The memory map of a system is partitioned into a number of regions. Each region might need different memory attributes, such as access permissions that include read and write permissions for different privilege levels, memory type, and cache policies. Functional pieces of code and data are generally grouped together in the memory map and the attributes for each of these areas controlled separately. This function is performed by the Memory Management Unit. Translation table entries enable the MMU hardware to translate Virtual Addresses to Physical Addresses. In addition, they specify a number of attributes associated with each page.
Figure 13.3 shows how memory attributes are specified in a stage 1 block entry. The block entry in the translation table defines the attributes for each memory region. Stage 2 entries have a different layout.
UXN and PXN are execution permissions
AF is the access flag
SH is the shareable attribute
AP is the access permission
NS is the security bit, but only at EL3 and Secure EL1
Indx is the index into the Memory Attribute Indirection Register MAIR_ELn
For clarity, not all bits are shown in the figure.

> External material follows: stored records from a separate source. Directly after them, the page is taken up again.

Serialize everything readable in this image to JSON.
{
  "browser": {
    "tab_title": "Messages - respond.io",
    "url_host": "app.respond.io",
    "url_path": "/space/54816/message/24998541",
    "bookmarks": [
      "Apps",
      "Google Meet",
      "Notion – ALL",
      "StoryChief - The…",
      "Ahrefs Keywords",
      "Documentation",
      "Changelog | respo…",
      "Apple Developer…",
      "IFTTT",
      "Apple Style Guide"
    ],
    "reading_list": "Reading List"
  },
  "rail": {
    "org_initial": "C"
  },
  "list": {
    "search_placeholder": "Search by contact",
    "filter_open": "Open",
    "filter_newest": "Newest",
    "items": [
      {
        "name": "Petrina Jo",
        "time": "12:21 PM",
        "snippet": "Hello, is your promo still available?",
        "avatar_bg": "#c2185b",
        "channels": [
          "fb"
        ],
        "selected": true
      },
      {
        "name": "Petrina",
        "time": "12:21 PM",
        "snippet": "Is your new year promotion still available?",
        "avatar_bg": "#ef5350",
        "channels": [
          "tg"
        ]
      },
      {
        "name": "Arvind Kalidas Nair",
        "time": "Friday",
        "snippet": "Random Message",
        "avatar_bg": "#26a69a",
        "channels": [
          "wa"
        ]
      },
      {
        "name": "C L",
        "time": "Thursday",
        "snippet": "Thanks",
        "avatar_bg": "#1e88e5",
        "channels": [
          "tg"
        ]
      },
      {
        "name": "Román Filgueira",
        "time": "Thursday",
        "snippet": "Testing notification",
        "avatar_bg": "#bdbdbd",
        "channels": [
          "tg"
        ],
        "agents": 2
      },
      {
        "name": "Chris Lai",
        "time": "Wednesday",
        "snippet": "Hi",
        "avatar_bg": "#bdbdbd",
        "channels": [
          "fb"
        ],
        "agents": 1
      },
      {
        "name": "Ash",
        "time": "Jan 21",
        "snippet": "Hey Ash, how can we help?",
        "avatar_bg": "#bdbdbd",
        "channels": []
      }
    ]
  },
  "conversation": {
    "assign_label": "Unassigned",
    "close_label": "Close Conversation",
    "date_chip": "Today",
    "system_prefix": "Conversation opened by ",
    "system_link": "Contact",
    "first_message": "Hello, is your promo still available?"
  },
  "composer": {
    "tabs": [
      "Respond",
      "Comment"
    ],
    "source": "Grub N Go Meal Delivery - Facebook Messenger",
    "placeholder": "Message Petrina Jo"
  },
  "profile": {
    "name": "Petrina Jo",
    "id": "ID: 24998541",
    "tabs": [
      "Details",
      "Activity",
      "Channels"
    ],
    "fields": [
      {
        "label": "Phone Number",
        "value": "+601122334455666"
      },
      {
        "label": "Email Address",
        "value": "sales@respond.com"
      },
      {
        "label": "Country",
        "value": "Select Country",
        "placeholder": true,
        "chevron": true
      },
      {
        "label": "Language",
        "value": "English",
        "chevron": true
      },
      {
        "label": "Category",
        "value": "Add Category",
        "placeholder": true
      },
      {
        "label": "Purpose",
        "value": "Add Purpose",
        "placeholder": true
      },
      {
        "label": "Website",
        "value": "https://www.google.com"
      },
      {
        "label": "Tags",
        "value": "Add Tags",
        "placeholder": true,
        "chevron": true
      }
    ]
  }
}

The descriptor format provides support for hierarchical attributes, so that an attribute set at one level can be inherited by lower levels. It means that a table entry in an L0, L1, or L2 table can override one or more attributes specified in the table that it points to. This can be used for access permissions, security, and execution permissions. For example, an entry in the L1 table that has NSTable=1 means that the NS bits in the L2 and L3 tables that it points to are ignored and all of the entries are treated as having NS=1. This feature only restricts subsequent levels of look-up for the same stage of translation.